In chapter four, I used field data and analyses from chapter 3 to parameterize a spatially and temporally explicit statistical model of fine-scale tree invasion within 130 ha of the Jefferson Park study area. The model incorporated both the climatic and biophysical controls found in chapter 3 to influence tree invasion. The model was used in two ways: (1) to spatially project patterns of tree invasion from 1950 to 2007 in response to historical climate; and (2) to project future tree invasion of the study area from 2007 to 2064 under six different annual snowfall scenarios. Modeling addressed the following questions: (1) Can fine-scale (2 m pixel size) patterns of historical tree invasion be accurately predicted? (2) How sensitive is future tree invasion (and therefore meadow persistence) to different future snowfall scenarios? (3) Are non-climatic factors such as landforms and biotic interactions associated with different
spatial patterns of tree invasion? From 1950 to 2007, simulated historical meadow area declined from 82% to 65% of the study area. Model outputs of historical area, spatial distributions, and spatial clustering of tree invasion generally agreed with independent validation, and suggest biotic interactions due to young tree establishment facilitation are important on glacial landforms but not debris flows.

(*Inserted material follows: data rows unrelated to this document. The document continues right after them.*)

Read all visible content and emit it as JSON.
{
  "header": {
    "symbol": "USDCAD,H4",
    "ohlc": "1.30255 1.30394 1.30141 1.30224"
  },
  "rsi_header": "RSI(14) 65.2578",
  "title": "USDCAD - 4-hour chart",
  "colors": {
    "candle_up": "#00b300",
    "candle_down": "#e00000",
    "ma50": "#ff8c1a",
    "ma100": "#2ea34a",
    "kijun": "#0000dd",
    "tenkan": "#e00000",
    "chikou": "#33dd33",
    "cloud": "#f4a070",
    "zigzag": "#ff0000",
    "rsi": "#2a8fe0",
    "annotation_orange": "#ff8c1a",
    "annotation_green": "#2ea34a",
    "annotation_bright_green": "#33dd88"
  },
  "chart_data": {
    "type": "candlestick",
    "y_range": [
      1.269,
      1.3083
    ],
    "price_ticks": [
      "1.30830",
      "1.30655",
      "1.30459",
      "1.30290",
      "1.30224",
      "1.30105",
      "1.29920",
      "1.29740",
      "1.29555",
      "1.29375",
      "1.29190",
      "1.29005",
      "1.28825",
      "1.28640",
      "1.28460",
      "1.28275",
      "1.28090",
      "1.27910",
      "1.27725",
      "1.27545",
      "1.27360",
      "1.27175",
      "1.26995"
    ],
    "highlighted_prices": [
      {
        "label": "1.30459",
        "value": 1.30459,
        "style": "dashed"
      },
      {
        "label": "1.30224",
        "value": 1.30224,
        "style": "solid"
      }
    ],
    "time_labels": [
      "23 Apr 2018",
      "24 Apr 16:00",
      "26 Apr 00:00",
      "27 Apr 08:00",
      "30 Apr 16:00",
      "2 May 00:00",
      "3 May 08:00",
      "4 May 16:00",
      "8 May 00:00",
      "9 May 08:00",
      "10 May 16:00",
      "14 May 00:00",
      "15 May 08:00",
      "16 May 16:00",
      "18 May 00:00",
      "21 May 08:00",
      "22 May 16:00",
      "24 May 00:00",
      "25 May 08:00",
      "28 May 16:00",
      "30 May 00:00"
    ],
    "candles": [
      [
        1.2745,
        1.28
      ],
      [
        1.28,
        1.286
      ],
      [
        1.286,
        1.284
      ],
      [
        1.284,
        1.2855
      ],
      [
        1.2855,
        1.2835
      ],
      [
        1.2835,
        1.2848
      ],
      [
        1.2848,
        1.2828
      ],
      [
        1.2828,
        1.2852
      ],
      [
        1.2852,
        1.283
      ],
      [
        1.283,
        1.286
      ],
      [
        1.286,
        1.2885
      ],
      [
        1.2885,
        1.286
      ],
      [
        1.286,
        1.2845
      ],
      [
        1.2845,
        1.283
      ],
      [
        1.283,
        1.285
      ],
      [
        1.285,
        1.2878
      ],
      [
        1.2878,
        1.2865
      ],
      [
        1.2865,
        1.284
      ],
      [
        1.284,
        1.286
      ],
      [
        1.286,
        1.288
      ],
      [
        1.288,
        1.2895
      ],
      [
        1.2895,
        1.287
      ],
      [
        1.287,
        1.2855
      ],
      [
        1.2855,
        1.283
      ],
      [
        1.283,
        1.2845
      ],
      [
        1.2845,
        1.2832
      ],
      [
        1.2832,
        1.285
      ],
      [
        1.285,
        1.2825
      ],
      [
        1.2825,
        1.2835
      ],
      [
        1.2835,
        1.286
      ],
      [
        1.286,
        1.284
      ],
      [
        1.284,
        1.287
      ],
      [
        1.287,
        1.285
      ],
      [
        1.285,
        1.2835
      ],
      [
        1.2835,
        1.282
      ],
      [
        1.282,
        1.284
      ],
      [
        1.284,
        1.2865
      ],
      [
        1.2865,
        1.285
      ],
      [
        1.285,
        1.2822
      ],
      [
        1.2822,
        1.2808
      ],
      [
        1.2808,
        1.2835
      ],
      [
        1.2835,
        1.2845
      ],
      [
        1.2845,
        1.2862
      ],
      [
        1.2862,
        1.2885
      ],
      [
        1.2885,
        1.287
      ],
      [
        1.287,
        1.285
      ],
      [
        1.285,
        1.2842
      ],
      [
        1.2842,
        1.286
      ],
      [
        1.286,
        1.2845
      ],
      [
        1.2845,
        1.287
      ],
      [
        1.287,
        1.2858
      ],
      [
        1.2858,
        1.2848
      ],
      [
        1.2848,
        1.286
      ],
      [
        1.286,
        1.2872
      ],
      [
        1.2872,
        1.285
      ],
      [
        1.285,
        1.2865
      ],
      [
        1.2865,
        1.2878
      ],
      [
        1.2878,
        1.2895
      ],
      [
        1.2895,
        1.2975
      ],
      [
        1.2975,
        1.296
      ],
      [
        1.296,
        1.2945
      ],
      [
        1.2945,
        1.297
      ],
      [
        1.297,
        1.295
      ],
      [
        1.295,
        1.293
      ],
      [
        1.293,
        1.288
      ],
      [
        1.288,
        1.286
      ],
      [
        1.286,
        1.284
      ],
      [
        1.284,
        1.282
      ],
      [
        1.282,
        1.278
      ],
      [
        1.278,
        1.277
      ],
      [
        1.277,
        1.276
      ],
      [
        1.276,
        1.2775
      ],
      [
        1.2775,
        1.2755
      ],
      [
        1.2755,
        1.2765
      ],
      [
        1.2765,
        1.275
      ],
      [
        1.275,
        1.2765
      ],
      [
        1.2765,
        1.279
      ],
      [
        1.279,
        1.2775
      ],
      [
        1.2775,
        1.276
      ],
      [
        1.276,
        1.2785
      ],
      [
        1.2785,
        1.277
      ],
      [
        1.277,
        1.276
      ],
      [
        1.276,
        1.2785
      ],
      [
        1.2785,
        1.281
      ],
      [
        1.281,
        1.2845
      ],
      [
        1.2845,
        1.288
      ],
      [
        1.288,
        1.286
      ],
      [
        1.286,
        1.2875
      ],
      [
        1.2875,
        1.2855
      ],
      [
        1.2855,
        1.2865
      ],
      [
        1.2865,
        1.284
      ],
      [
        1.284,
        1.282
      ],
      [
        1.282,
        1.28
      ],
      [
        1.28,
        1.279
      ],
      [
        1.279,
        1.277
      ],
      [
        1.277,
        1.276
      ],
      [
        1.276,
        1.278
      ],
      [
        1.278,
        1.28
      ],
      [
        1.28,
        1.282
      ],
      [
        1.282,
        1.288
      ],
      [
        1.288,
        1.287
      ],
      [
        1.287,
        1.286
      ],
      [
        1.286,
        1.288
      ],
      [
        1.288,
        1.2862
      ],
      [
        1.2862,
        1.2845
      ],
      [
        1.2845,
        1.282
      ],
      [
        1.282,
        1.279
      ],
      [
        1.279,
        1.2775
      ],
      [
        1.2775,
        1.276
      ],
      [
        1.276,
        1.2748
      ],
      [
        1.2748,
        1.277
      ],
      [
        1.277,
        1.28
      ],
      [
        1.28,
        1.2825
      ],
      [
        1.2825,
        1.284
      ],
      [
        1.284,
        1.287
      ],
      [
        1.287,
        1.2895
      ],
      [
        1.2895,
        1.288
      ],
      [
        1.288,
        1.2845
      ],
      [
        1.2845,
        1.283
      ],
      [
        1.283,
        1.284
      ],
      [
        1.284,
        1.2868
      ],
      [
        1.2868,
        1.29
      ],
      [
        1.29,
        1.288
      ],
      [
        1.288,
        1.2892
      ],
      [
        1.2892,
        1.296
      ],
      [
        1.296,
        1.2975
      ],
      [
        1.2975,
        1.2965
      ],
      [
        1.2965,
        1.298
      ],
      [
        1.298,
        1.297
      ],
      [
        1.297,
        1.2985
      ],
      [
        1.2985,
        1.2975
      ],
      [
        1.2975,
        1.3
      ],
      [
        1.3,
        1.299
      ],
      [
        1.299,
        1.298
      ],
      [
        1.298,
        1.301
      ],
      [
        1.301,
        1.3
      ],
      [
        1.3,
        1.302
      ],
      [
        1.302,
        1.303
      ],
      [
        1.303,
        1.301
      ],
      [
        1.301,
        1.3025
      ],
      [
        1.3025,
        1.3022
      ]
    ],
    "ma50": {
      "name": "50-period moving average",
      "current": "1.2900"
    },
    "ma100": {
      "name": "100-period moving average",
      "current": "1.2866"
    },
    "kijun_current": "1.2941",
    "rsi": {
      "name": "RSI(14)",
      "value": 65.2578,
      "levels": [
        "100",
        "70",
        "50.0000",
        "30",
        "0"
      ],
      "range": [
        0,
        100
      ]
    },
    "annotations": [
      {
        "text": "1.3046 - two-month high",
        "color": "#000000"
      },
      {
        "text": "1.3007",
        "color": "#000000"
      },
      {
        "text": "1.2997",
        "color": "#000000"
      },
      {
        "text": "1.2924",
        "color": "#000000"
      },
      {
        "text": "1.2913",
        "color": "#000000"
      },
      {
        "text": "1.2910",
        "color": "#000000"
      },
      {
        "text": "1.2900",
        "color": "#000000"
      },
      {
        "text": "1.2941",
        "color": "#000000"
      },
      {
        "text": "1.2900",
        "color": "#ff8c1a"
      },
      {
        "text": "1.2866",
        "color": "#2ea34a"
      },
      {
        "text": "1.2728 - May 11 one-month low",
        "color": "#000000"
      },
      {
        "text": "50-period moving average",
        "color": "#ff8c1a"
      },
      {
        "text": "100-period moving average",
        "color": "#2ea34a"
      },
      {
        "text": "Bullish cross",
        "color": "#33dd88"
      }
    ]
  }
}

Simulations of future scenarios indicated meadow declined to 36 to 43% of the study area by 2064. Projected meadow area declined with reduced annual snow fall, but not under prolonged high and low snow fall periods. Meadows persisted under all future scenarios in 2064. This model suggests subalpine meadows may significantly decline under climate warming, but will still persist in 2064. Micro sites and recruitment limitation may be equally or more important factors than climate change in influencing subalpine landscape change, suggesting local high-elevation persistence of subalpine meadows under future climate warming.